Type classes

Why type classes

We'd really like to be able to use == and other notation for more than one thing. But if Haskell were just strictly typed with no additional features, there'd be no way to write

x :: Int
...
if x == 0 then ...

s :: String
...
if s == "yes" then ...

We'd need the impossible:

(==) :: Int -> Int -> Bool
(==) :: String -> String -> Bool

(By the way, ML avoids the problem by defining things like + and - that only work for integers, and +. and -. that only work for floating point numbers, etc.)
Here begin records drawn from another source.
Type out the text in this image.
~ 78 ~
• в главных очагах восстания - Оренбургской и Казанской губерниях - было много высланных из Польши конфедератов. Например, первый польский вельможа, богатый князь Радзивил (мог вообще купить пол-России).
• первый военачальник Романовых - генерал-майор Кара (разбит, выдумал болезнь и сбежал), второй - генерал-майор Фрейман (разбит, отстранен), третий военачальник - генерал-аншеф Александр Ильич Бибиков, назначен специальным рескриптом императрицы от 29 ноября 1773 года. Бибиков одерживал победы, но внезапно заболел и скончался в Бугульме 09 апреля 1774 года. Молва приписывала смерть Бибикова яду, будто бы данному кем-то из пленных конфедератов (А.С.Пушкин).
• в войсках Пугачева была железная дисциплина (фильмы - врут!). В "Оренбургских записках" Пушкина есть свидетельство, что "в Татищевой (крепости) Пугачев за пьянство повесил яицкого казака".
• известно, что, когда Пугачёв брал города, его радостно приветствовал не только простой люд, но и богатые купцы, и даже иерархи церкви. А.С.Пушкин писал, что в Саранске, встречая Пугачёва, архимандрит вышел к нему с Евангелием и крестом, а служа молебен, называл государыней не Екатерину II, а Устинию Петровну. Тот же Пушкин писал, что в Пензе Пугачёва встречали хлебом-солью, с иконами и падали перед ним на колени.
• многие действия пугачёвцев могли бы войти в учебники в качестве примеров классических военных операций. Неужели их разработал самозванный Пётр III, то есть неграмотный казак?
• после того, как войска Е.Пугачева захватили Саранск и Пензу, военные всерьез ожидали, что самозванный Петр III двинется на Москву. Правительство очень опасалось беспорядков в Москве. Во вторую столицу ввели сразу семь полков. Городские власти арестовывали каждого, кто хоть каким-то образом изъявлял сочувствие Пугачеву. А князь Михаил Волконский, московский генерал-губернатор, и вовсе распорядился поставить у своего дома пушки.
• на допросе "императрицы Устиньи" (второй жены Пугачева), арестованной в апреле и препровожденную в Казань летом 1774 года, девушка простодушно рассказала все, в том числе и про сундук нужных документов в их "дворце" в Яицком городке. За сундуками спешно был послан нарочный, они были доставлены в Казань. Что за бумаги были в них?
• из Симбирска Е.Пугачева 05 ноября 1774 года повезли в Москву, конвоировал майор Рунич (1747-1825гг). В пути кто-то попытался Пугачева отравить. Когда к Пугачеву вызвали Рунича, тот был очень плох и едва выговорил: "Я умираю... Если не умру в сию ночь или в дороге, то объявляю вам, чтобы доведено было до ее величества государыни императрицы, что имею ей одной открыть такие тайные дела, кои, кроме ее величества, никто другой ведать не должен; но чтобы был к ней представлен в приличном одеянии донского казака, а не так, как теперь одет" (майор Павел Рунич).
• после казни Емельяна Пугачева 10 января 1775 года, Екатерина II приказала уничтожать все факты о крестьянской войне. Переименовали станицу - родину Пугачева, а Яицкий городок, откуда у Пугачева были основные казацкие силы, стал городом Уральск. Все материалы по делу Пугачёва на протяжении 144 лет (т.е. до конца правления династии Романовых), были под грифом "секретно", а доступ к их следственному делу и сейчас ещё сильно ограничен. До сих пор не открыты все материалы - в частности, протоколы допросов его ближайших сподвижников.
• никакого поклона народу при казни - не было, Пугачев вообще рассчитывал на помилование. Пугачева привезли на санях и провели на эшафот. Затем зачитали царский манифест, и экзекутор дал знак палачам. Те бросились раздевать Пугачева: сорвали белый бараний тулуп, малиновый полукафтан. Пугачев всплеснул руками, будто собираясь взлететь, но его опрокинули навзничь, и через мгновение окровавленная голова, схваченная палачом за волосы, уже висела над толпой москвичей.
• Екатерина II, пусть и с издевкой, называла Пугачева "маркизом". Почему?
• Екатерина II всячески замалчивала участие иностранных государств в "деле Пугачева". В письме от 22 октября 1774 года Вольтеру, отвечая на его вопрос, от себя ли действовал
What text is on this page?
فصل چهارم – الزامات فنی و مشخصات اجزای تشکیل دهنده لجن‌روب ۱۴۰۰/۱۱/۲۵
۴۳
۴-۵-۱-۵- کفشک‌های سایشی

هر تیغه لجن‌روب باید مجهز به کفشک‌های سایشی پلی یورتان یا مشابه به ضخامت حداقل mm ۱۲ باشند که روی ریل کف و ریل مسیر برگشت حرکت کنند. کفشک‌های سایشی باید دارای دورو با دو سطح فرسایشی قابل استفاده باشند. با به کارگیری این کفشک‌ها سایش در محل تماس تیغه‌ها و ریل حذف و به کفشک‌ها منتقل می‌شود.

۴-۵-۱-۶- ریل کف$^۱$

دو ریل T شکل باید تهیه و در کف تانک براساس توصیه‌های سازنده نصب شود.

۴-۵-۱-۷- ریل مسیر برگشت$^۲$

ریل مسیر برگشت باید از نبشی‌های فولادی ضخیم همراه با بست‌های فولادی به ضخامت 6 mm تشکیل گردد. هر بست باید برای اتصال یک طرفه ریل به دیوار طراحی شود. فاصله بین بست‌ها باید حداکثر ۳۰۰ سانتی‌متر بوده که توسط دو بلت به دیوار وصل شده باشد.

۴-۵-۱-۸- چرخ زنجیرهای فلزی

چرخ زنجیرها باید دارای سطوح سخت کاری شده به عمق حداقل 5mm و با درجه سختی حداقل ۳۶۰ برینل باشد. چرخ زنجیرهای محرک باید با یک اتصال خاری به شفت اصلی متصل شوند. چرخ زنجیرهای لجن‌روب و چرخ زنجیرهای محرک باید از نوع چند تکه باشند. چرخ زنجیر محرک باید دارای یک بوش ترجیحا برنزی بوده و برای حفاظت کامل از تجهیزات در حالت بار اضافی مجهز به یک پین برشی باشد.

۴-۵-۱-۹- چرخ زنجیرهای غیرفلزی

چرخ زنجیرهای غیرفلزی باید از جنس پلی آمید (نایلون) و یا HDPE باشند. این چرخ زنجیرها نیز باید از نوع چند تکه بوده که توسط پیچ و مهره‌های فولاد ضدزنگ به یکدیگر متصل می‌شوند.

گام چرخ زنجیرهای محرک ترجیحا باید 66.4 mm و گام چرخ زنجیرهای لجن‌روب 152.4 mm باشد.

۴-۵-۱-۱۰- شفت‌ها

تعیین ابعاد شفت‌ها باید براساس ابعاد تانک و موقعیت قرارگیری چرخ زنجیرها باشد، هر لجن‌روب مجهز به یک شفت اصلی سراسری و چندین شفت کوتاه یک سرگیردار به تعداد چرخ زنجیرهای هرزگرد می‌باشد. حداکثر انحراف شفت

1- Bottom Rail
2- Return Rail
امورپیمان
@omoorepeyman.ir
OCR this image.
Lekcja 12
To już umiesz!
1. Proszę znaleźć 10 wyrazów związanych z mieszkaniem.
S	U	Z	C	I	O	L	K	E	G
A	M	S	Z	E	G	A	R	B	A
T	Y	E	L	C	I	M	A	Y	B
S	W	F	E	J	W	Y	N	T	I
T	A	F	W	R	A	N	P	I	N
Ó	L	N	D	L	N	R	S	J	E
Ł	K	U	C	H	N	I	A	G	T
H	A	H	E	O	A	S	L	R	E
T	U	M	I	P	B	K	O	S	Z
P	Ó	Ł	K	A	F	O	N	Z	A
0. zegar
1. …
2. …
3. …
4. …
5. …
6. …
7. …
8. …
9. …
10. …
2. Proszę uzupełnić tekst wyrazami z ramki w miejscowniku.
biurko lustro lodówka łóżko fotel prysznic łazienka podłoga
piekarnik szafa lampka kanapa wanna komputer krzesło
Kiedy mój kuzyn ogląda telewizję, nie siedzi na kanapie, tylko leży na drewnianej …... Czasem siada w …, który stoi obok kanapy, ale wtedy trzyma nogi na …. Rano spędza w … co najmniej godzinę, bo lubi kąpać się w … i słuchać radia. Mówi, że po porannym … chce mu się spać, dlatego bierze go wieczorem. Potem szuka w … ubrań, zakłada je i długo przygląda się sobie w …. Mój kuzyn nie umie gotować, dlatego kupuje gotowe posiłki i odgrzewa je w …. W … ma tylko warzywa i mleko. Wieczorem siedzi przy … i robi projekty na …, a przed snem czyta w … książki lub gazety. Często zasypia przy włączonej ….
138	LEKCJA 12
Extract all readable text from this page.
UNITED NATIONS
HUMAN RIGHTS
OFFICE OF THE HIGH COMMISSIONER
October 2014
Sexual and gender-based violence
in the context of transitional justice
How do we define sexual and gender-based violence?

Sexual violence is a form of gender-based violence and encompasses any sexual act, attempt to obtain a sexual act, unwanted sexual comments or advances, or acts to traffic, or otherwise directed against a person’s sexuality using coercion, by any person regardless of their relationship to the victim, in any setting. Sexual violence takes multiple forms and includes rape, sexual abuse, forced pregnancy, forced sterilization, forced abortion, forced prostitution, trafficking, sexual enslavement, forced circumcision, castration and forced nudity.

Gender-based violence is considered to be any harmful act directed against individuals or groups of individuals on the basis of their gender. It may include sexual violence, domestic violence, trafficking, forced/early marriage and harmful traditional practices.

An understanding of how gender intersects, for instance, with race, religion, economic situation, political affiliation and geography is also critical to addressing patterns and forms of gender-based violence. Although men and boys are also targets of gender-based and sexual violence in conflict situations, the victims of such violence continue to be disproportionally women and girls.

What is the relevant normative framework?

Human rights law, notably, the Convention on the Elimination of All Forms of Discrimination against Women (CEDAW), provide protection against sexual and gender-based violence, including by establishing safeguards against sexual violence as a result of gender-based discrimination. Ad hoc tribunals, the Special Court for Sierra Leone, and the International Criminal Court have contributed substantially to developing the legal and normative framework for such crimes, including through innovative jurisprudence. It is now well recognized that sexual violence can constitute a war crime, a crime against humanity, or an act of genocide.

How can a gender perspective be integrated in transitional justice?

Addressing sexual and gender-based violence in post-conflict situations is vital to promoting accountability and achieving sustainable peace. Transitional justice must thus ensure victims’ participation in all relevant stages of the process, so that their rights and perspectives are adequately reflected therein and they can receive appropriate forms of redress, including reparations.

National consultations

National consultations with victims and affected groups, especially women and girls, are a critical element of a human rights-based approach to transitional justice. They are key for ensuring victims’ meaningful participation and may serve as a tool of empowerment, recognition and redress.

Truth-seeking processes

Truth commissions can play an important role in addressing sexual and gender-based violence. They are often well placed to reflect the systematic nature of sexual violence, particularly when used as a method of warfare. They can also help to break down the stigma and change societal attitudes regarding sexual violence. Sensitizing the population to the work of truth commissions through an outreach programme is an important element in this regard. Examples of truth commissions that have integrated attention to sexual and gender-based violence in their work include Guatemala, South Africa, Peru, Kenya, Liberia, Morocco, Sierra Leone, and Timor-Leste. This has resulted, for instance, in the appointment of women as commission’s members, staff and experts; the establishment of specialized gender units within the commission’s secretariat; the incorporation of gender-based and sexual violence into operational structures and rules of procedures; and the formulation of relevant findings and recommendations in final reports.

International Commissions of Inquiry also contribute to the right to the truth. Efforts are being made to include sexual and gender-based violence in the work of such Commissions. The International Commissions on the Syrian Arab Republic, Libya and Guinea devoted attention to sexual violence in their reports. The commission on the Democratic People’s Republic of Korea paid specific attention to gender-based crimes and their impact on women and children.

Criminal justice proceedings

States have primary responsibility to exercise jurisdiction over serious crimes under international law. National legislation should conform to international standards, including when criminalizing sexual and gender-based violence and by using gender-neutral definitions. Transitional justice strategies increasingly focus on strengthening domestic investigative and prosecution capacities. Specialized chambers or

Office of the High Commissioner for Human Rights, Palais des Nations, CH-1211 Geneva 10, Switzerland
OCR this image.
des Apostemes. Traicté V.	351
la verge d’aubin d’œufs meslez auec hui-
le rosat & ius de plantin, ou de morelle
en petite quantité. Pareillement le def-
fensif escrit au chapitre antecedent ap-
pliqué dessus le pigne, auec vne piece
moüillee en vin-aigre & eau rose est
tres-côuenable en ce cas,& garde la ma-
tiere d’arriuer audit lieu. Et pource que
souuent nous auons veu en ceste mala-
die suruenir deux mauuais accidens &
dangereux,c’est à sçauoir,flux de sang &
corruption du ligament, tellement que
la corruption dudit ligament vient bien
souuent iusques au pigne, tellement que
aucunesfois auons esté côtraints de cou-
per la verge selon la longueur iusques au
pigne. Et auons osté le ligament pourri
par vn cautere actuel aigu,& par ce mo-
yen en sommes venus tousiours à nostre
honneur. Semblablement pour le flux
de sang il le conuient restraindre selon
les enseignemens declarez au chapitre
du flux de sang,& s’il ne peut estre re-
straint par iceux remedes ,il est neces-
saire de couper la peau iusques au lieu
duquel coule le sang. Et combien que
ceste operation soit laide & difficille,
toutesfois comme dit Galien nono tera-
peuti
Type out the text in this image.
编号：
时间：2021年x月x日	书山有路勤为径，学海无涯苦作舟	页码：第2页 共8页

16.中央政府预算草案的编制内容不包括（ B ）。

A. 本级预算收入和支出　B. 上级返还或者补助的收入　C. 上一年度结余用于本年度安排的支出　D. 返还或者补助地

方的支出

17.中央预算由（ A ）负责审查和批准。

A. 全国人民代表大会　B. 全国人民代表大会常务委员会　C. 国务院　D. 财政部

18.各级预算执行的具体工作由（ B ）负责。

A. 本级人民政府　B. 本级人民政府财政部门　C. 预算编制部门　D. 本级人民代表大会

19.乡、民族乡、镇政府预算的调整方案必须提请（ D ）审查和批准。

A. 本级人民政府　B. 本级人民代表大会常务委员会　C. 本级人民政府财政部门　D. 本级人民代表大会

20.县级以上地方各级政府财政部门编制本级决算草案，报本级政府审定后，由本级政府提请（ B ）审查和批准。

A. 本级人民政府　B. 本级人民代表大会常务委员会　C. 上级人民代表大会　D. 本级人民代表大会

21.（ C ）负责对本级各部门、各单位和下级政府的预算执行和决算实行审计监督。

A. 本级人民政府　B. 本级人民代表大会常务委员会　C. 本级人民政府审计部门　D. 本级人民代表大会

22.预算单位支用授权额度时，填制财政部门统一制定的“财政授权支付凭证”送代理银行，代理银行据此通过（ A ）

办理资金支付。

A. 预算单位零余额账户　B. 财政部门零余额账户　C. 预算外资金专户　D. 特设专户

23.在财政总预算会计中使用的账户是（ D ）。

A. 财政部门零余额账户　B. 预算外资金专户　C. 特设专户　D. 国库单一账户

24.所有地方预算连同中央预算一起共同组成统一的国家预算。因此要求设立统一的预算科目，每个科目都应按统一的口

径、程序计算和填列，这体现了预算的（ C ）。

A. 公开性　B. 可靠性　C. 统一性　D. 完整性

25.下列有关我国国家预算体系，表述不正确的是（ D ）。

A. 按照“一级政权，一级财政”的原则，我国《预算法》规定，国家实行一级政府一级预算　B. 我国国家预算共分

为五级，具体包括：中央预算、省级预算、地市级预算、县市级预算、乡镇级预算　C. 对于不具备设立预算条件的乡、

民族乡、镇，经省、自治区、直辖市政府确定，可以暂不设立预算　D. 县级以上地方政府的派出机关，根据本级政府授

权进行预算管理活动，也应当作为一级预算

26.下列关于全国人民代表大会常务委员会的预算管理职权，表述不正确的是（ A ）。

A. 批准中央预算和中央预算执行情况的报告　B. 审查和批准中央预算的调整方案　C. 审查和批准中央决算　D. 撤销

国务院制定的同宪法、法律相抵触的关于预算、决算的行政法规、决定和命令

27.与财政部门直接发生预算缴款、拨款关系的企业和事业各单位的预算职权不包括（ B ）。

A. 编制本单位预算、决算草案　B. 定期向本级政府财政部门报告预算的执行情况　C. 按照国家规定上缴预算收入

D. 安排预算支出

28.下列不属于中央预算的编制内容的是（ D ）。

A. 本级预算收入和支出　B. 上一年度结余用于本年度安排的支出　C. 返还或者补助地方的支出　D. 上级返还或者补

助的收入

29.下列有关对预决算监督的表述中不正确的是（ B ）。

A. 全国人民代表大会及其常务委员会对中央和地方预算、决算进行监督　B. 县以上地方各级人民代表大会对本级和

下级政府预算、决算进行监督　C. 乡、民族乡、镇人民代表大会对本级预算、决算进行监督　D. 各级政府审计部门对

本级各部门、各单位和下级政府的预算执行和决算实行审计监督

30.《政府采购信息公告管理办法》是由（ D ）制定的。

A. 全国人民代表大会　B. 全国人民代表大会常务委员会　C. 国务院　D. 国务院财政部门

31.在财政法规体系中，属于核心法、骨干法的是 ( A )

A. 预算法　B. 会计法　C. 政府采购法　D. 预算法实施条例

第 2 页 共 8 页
Haskell has a tool called type classes that are a huge help with this notation problem:


class Eq t where
    (==) :: t -> t -> Bool
  
instance Eq Int where
    (==) = {- something built in -}

Here's an example of searching a list:


listIncludes x [] = False
listIncludes x (y:ys) =
    if x == y then True else listIncludes x ys
    
main = do
    print (listIncludes 3 [1,2,3,4,5])
    print (listIncludes 10 [1,2,3,4,5])
    print (listIncludes "green" ["red", "blue", "green"])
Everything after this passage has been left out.